Because it's a zero and the | is a one. Arabic numerals are more universal, and the convention of 0 for off and 1 for on was established precisely to avoid picking a language. Then the combined glyph for an on/off button was created, along with the similar broken circle glyph for on/standby. Those have squarish proportions, so the corresponding 0 and 1 glyphs are needed to match those proportions. Hence the four symbols now existing in Unicode (well, 3½)


> the convention of 0 for off and 1 for on was established precisely to avoid picking a language

I figured that politics was the case. What is less supportable is working backwards from that to concoct a rational reason. People who understand digital electronic conventions are highly unlikely to not recognize "ON" and "OFF". Furthermore, anyone who does not know either would find "ON" just as easy to learn as "|".

(That's why I referred to "ON" as a 'glyph'.)

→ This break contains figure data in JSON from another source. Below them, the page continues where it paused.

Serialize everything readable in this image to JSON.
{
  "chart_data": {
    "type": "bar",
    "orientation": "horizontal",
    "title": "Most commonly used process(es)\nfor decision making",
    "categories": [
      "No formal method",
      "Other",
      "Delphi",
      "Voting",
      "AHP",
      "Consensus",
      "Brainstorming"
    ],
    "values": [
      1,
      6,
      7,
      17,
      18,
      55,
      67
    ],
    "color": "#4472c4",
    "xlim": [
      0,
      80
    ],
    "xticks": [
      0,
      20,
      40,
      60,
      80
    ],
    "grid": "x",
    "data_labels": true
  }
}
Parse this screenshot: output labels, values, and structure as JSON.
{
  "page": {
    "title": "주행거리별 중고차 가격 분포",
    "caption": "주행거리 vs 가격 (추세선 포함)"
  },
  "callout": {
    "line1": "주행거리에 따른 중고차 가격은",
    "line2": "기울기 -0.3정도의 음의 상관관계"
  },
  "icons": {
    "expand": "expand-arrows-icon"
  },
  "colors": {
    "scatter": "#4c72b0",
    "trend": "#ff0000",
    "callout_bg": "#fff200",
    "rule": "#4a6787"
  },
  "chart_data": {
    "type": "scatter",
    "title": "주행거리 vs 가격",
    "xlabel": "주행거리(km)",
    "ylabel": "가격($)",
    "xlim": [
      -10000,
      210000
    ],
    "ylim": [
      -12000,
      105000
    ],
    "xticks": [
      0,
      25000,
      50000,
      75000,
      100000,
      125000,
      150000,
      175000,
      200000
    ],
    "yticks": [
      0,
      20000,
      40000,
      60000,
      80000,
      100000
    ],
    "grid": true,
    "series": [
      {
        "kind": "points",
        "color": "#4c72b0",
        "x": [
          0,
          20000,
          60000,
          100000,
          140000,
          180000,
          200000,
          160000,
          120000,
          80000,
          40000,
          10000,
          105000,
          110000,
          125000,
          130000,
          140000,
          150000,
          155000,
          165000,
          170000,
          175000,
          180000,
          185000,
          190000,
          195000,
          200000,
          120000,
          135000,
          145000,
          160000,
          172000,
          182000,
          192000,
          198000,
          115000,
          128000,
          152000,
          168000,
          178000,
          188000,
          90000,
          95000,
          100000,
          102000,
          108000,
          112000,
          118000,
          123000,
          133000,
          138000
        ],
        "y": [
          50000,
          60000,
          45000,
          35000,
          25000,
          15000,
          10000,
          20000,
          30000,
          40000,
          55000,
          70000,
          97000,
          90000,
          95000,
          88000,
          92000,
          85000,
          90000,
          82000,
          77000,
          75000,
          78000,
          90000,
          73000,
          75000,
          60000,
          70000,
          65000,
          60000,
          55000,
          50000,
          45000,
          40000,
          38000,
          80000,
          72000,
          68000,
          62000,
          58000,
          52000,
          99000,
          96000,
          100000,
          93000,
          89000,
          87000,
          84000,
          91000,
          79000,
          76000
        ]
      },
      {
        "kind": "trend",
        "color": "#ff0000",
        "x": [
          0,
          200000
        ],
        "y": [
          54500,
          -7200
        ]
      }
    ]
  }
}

We could also use "OHM" instead of Ω and "EUR" instead of €, but symbols provide more concise representations of meaning, especially in the case of a combined ON/OFF button. Much easier to fit the universal circle with 1 in it than "ON/OFF". The broken circle with 1 in it is way smaller than "ON/STANDBY". The other two symbols are then necessary to keep the proportions consistent across all four related glyphs.


That's the only argument I've seen for it that makes any sense. I'll counter by saying only "ON" is needed, not "ON/OFF", as the off part is implicit. Same goes for STANDBY.

This has been standard practice for a long time, I'm not just making things up on the fly. BTW, SBY is a standard abbreviation for STANDBY used by the military, if space is a problem. And SBY is a lot more google-able than an icon.


Yeah, all true. Especially the Google-ability of it.

Ok, here's my last argument then. It's aesthetically pleasing. I admit that's probably the weakest argument, but also the hardest to refute :)


It's not obvious that the "0" is a zero, as opposed to the letter "O" (cyrillic, latin) or the something entirely misleading, as this gesture: http://i.imgur.com/6KZ1nKG.jpg

I suspect the vertical slash | has as many lookalikes as the O, but I won't go there. I do want to mention that, as you demonstrated, the "1" that means on is more often represented as the Latin I or just a vertical stroke as in |, making it just as hard to ID as a numeral, especially if you don't know that the 1/0 are derived from the binary logic gates.

I would argue that the words "ON" and "OFF" when seen as glyphs are much less ambiguous than I/O.